Capacity saving function: data deduplication and compression

When the capacity saving function is in use, the controller of the storage system performs data deduplication and compression to reduce the size of data to be stored. The capacity saving function can be used for data stored on flash drives, including data stored on encrypted drives.

When you enable deduplication on a pool, the deduplication system data volume for that pool is created. The deduplication system data volume is used exclusively by the storage system to manage the data deduplication function. A search table in the deduplication system data volume is used to locate redundant data in the pool.

olh-caution.gif Do not use capacity saving and NAS deduplication on the same volumes, because the additional processing decreases the I/O performance substantially. For information about the NAS deduplication function, see the File Services Administration Guide.

olh-note.gif The capacity overheads associated with the capacity saving function include:

The capacity consumed by metadata for the capacity saving function (deduplication and compression) is approximately 3% of the consumed DP-VOL capacity that has been processed by capacity saving. For example, if the consumed capacity of a DP-VOL is 150 TB and the capacity saving feature has processed 100 TB of the 150 TB consumed capacity reducing it to 30 TB, the capacity consumed by metadata for capacity saving function will be approximately 3 TB (3% of 100 TB). The total consumed capacity of this DP-VOL at this instant is 83 TB (30 TB + 50 TB + 3 TB).
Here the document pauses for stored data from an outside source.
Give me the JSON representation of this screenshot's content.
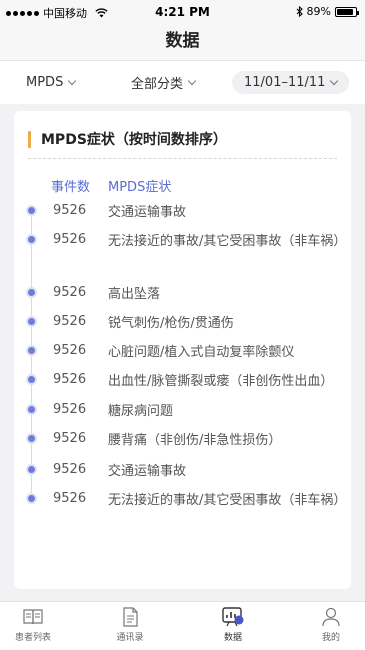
{
  "status": {
    "carrier": "中国移动",
    "time": "4:21 PM",
    "battery_pct": "89%",
    "battery_level": 0.89
  },
  "header": {
    "title": "数据"
  },
  "filters": {
    "source": "MPDS",
    "category": "全部分类",
    "date_range": "11/01–11/11"
  },
  "card": {
    "title": "MPDS症状（按时间数排序）",
    "accent_color": "#f0a94a",
    "columns": [
      "事件数",
      "MPDS症状"
    ],
    "rows": [
      {
        "count": "9526",
        "symptom": "交通运输事故"
      },
      {
        "count": "9526",
        "symptom": "无法接近的事故/其它受困事故（非车祸）"
      },
      {
        "count": "9526",
        "symptom": "高出坠落"
      },
      {
        "count": "9526",
        "symptom": "锐气刺伤/枪伤/贯通伤"
      },
      {
        "count": "9526",
        "symptom": "心脏问题/植入式自动复率除颤仪"
      },
      {
        "count": "9526",
        "symptom": "出血性/脉管撕裂或瘘（非创伤性出血）"
      },
      {
        "count": "9526",
        "symptom": "糖尿病问题"
      },
      {
        "count": "9526",
        "symptom": "腰背痛（非创伤/非急性损伤）"
      },
      {
        "count": "9526",
        "symptom": "交通运输事故"
      },
      {
        "count": "9526",
        "symptom": "无法接近的事故/其它受困事故（非车祸）"
      }
    ]
  },
  "tabs": [
    {
      "label": "患者列表",
      "icon": "book-icon"
    },
    {
      "label": "通讯录",
      "icon": "document-icon"
    },
    {
      "label": "数据",
      "icon": "chart-board-icon",
      "active": true
    },
    {
      "label": "我的",
      "icon": "person-icon"
    }
  ],
  "colors": {
    "accent": "#5a6bd6",
    "timeline_dot": "#6f7bd4"
  }
}
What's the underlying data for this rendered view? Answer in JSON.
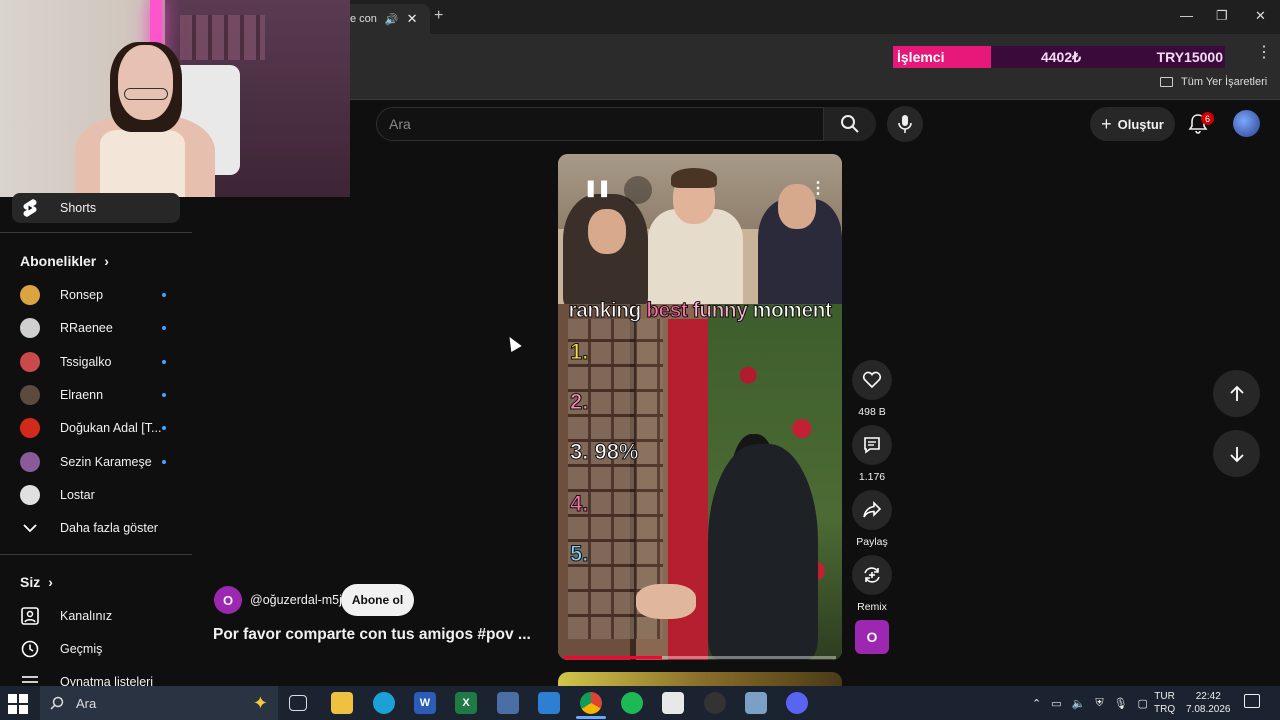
{
  "browser": {
    "tab_title": "e con",
    "new_tab": "+",
    "window_controls": [
      "—",
      "❐",
      "✕"
    ],
    "cpu_widget": {
      "label": "İşlemci",
      "mhz": "4402₺",
      "try": "TRY15000"
    },
    "bookmarks_all": "Tüm Yer İşaretleri"
  },
  "header": {
    "search_placeholder": "Ara",
    "create_label": "Oluştur",
    "notifications_count": "6"
  },
  "sidebar": {
    "shorts_label": "Shorts",
    "subscriptions_title": "Abonelikler",
    "subscriptions": [
      {
        "name": "Ronsep",
        "color": "#d9a441"
      },
      {
        "name": "RRaenee",
        "color": "#cfcfcf"
      },
      {
        "name": "Tssigalko",
        "color": "#c94a4a"
      },
      {
        "name": "Elraenn",
        "color": "#5a4a40"
      },
      {
        "name": "Doğukan Adal [T...",
        "color": "#d12a1a"
      },
      {
        "name": "Sezin Karameşe",
        "color": "#8a5a9a"
      },
      {
        "name": "Lostar",
        "color": "#e0e0e0"
      }
    ],
    "show_more": "Daha fazla göster",
    "you_title": "Siz",
    "you_items": [
      "Kanalınız",
      "Geçmiş",
      "Oynatma listeleri"
    ]
  },
  "short": {
    "caption": [
      "ranking",
      "best",
      "funny",
      "moment"
    ],
    "caption_colors": [
      "#ffffff",
      "#ff6fa8",
      "#ffb3d1",
      "#ffffff"
    ],
    "ranks": [
      {
        "text": "1.",
        "color": "#f5e04a"
      },
      {
        "text": "2.",
        "color": "#ff8fb0"
      },
      {
        "text": "3. 98%",
        "color": "#ffffff"
      },
      {
        "text": "4.",
        "color": "#ff6fa8"
      },
      {
        "text": "5.",
        "color": "#7fd3ff"
      }
    ],
    "progress": 0.36,
    "likes": "498 B",
    "comments": "1.176",
    "share": "Paylaş",
    "remix": "Remix",
    "channel_initial": "O",
    "channel_handle": "@oğuzerdal-m5j",
    "subscribe_label": "Abone ol",
    "title": "Por favor comparte con tus amigos #pov ..."
  },
  "taskbar": {
    "search_placeholder": "Ara",
    "lang_top": "TUR",
    "lang_bottom": "TRQ",
    "time": "22:42",
    "date": "7.08.2026"
  }
}
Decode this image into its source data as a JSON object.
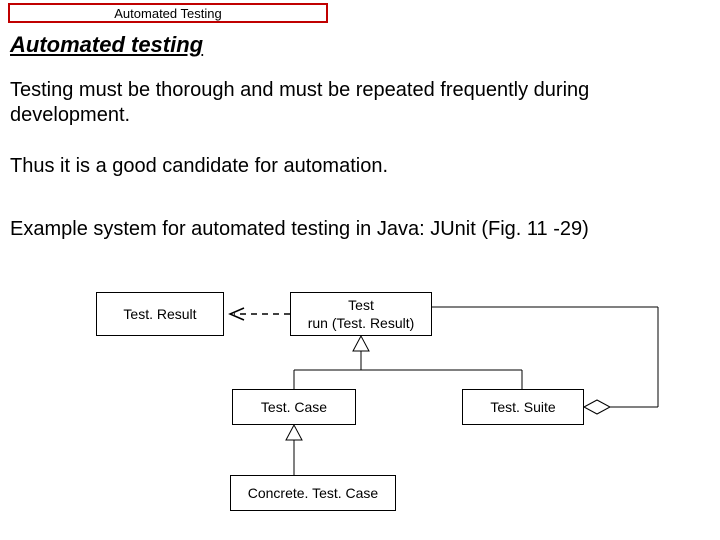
{
  "header_tab": "Automated Testing",
  "title": "Automated testing",
  "para1": "Testing must be thorough and must be repeated frequently during development.",
  "para2": "Thus it is a good candidate for automation.",
  "para3": "Example system for automated testing in Java: JUnit (Fig. 11 -29)",
  "diagram": {
    "test_result": "Test. Result",
    "test": {
      "line1": "Test",
      "line2": "run (Test. Result)"
    },
    "test_case": "Test. Case",
    "test_suite": "Test. Suite",
    "concrete_test_case": "Concrete. Test. Case"
  }
}
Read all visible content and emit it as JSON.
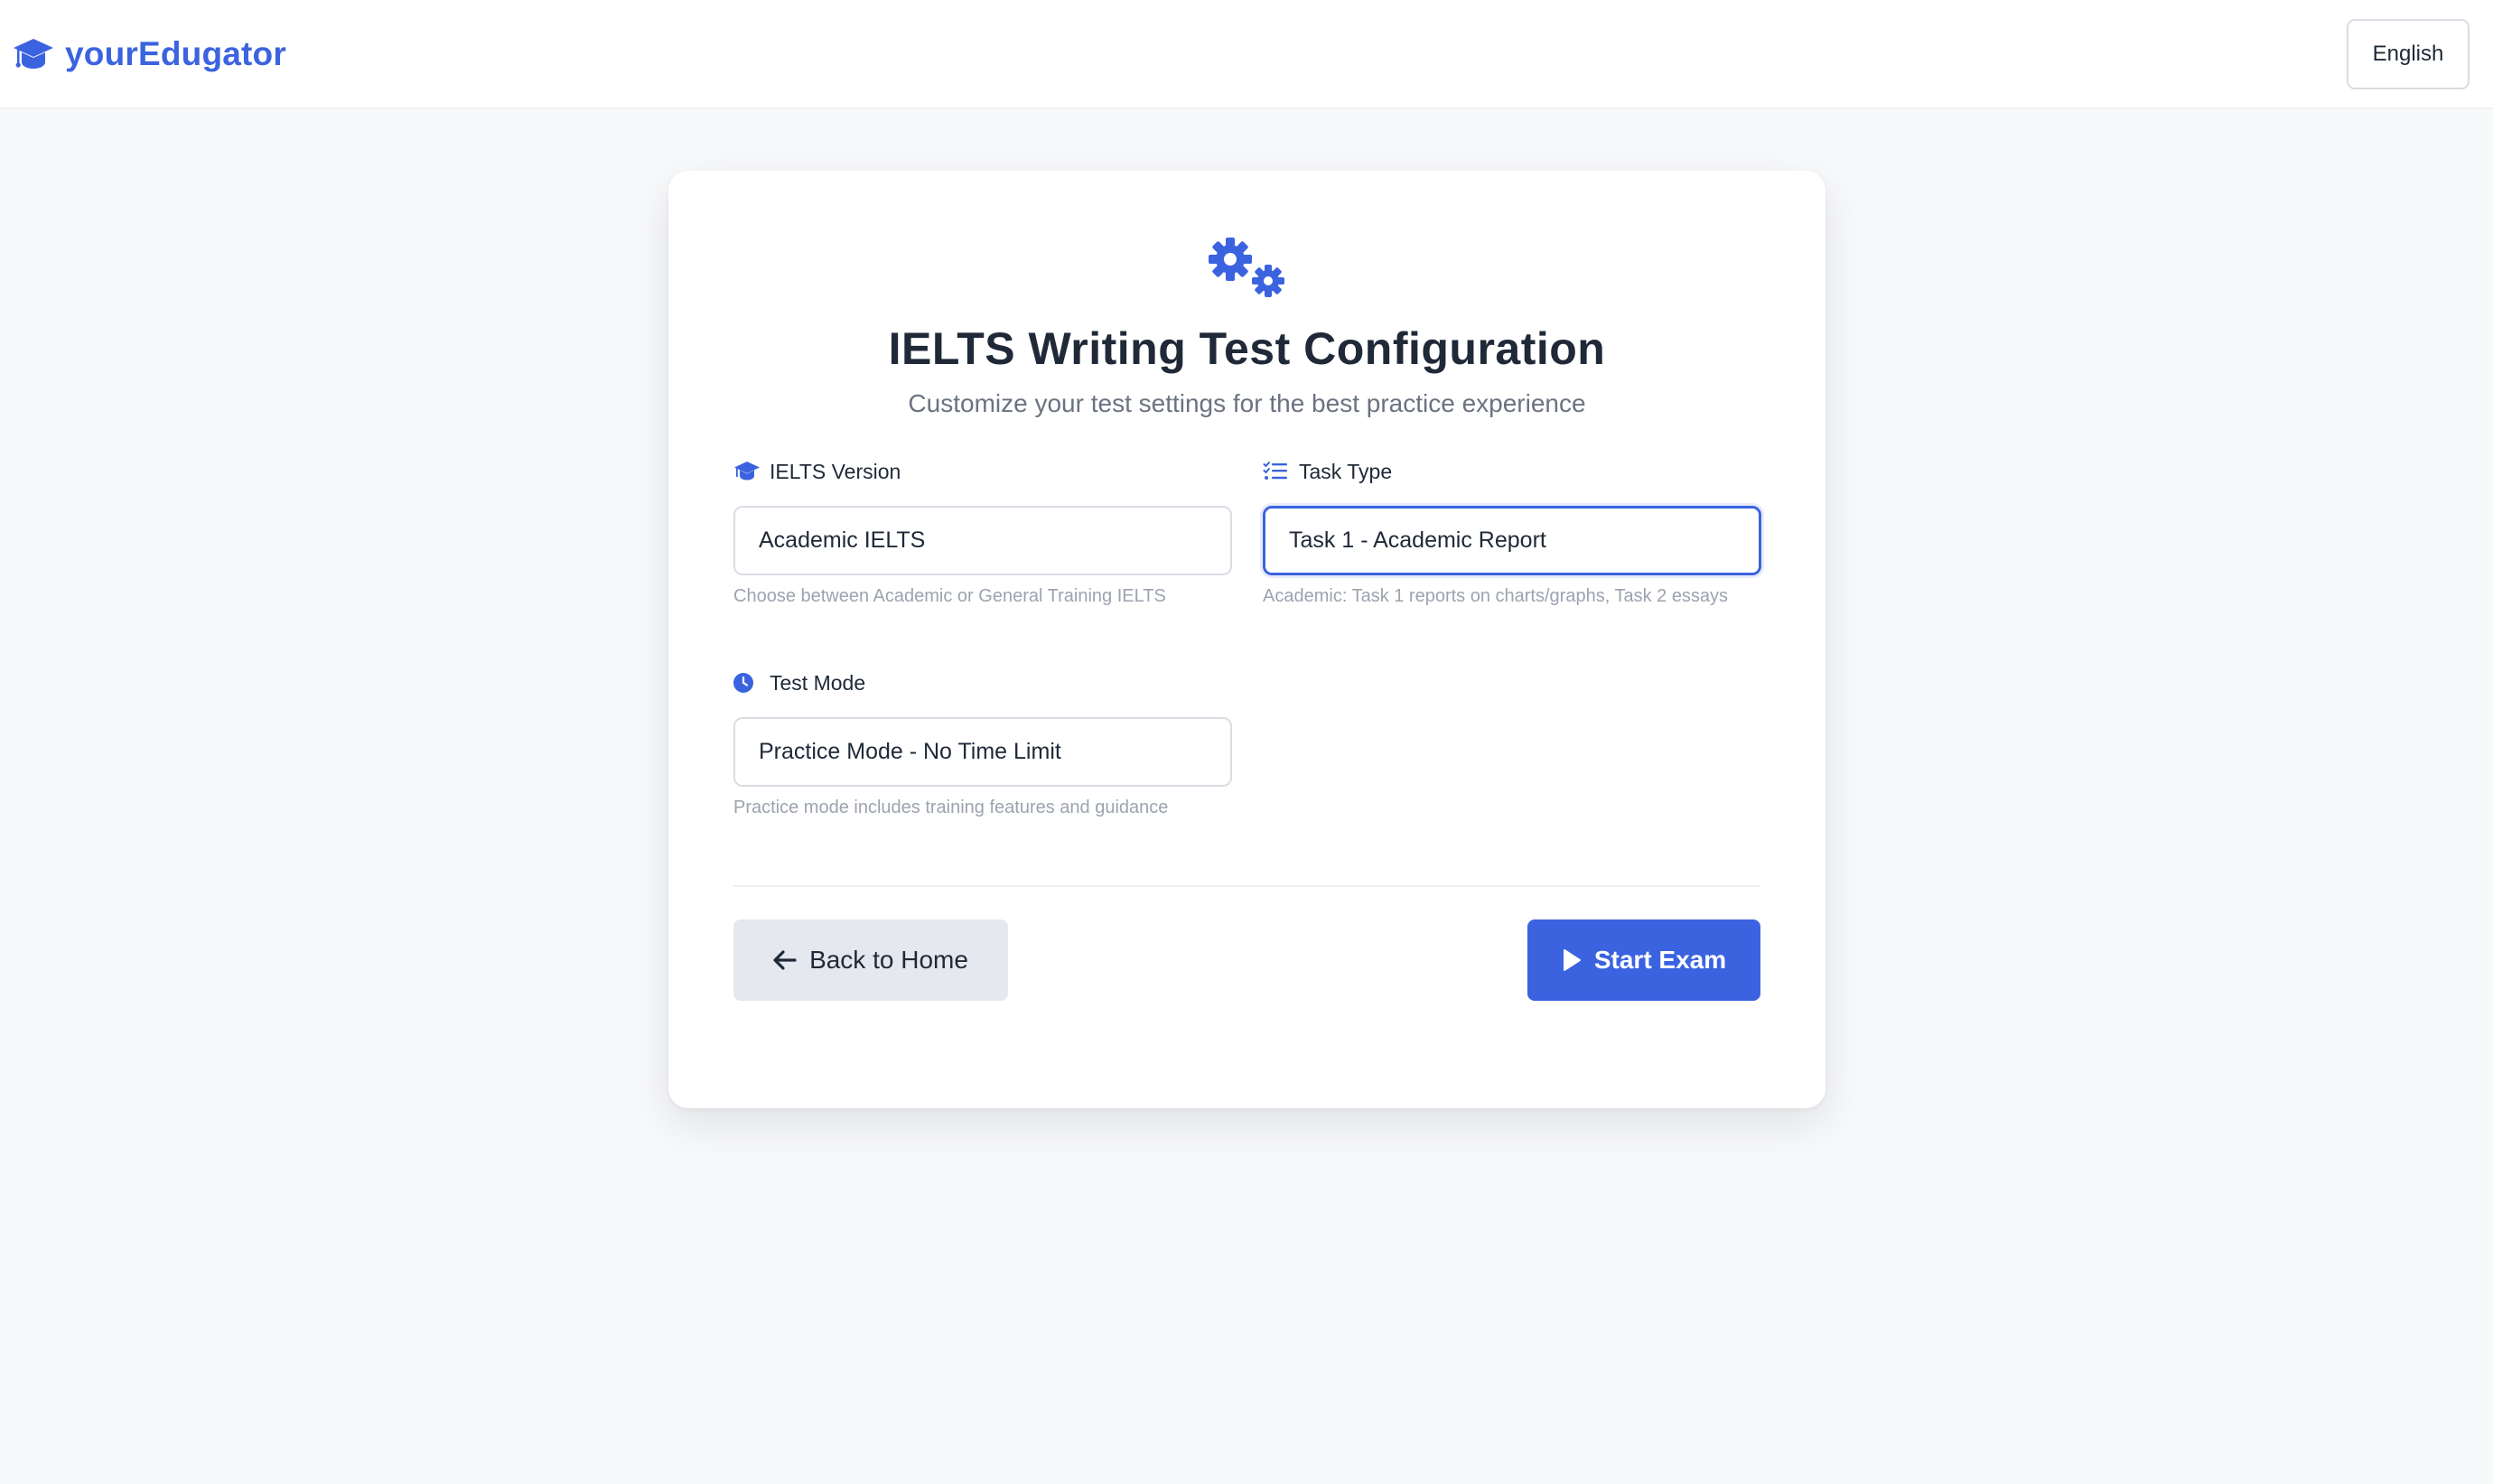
{
  "header": {
    "brand_name": "yourEdugator",
    "brand_icon": "graduation-cap-icon",
    "language_label": "English"
  },
  "card": {
    "icon": "gears-icon",
    "title": "IELTS Writing Test Configuration",
    "subtitle": "Customize your test settings for the best practice experience",
    "fields": {
      "version": {
        "icon": "graduation-cap-icon",
        "label": "IELTS Version",
        "value": "Academic IELTS",
        "hint": "Choose between Academic or General Training IELTS"
      },
      "task_type": {
        "icon": "list-check-icon",
        "label": "Task Type",
        "value": "Task 1 - Academic Report",
        "hint": "Academic: Task 1 reports on charts/graphs, Task 2 essays"
      },
      "test_mode": {
        "icon": "clock-icon",
        "label": "Test Mode",
        "value": "Practice Mode - No Time Limit",
        "hint": "Practice mode includes training features and guidance"
      }
    },
    "actions": {
      "back_label": "Back to Home",
      "back_icon": "arrow-left-icon",
      "start_label": "Start Exam",
      "start_icon": "play-icon"
    }
  },
  "colors": {
    "accent": "#3b63e0",
    "background": "#f8f9fb",
    "text": "#1f2937",
    "muted": "#6b7280",
    "hint": "#9ca3af",
    "secondary_button": "#e5e8ee"
  }
}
The capacity consumed by garbage data is approximately 7% of the total consumed capacity of all DP-VOLs with capacity saving enabled. The capacity is dynamically consumed based on garbage data created by the capacity saving process and cleaned by the background garbage collection process. The garbage collection process is a background process with a lower priority than host I/O, so the capacity consumed by garbage data depends on both the garbage created and the host I/O rate.